Former CIA analyst and U.S. Army Reserve Lt. Col Tony Shaffer was pretty straightforward in his Fox Business appearance today, where he said that Obama officials were definitely behind the leaks—and even named a few of them (via Free Beacon):
"Risk and Reward" host Deirdre Bolton asked Shaffer whether he thought leaks from the Obama administration were "the problem."
"Absolutely," Shaffer answered, saying the Obama administration was "directly involved" with the leak.
Shaffer said the blame lay "squarely at the feet of" the former CIA director John Brennan, former director of National Intelligence Jim Clapper, and former deputy national security advisor Ben Rhodes.

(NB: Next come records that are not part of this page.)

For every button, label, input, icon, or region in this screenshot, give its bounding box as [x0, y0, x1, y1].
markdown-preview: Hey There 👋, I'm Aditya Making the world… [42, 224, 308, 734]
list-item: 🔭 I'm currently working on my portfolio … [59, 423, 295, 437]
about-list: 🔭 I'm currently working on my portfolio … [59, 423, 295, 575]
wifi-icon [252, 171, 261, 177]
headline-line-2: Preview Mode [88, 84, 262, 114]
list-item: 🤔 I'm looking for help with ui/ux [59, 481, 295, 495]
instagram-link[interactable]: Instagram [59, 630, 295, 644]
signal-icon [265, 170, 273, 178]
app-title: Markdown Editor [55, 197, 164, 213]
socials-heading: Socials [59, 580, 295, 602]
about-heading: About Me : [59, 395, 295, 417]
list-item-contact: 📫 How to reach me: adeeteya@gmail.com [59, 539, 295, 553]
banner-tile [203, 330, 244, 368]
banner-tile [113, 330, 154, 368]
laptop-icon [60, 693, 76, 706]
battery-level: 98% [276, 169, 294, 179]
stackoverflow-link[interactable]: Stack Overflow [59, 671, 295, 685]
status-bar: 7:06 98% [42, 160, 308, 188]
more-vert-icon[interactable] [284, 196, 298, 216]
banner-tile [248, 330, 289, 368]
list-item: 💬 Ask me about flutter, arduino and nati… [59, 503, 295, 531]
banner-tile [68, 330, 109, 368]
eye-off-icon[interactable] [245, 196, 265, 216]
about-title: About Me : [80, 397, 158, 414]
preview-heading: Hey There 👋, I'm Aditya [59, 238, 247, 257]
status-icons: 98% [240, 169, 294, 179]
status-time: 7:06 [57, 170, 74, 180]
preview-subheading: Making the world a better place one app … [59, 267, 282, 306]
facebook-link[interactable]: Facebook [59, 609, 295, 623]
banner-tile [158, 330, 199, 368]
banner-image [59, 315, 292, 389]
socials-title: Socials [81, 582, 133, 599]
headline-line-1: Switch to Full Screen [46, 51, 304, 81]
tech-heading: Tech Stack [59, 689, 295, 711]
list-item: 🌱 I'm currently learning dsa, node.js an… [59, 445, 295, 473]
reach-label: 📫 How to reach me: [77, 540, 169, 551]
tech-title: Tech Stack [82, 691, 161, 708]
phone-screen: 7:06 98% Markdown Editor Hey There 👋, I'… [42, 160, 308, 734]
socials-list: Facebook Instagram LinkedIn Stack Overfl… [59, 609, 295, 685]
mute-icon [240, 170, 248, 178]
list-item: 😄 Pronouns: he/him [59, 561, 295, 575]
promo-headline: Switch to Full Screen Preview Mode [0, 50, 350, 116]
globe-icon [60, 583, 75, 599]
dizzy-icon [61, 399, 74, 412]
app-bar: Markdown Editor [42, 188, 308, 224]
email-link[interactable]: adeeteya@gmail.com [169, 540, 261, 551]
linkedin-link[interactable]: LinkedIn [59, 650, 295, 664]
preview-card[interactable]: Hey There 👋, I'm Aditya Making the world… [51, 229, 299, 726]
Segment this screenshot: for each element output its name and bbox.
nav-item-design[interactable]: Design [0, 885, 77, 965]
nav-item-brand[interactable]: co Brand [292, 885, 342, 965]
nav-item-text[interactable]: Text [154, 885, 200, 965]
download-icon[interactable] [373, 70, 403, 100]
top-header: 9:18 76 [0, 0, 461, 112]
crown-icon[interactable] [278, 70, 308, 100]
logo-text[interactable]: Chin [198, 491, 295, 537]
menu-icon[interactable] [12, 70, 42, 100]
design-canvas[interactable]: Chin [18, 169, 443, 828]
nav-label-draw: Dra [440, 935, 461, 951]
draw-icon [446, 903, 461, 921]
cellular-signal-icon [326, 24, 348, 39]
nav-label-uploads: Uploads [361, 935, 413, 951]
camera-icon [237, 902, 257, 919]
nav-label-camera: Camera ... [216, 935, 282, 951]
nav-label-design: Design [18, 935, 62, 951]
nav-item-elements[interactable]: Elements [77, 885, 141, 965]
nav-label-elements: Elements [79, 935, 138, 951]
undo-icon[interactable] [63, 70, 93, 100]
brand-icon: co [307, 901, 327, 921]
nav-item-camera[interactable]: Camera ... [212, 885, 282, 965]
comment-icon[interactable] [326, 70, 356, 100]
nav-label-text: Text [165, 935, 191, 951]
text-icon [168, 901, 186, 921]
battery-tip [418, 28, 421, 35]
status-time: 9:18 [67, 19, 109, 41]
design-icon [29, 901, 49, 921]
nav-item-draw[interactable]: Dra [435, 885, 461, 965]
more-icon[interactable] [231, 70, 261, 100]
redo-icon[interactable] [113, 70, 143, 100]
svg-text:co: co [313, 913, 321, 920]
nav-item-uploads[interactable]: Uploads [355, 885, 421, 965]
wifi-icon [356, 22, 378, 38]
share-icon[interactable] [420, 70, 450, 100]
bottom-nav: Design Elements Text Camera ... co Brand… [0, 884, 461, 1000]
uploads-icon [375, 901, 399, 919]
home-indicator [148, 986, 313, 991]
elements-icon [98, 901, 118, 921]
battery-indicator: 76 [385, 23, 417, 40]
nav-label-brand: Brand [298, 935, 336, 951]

Shaffer added that Flynn was a smart guy and probably didn’t discuss the area about Russian sanctions in the manner that’s been portrayed by the Left because he knew those calls would be analyzed and reviewed somewhere down the road. He agreed that what Flynn said was probably no different than when President Obama said told then-Russian President Dmitry Medvedev would have more flexibility once the 2012 election was over, which was an example cited by Bolton.
Shaffer noted that what Flynn said—when he called these various foreign officials—probably went along the lines of you’re going to deal with me, these are the issues on the table, and we might revisit them in the future. I agree that’s not necessarily illegal, but misleading the vice president by offering incomplete accounts of the conversations is an offense that could lead to one’s dismissal.
This isn’t over. Democrats are clamoring for answers.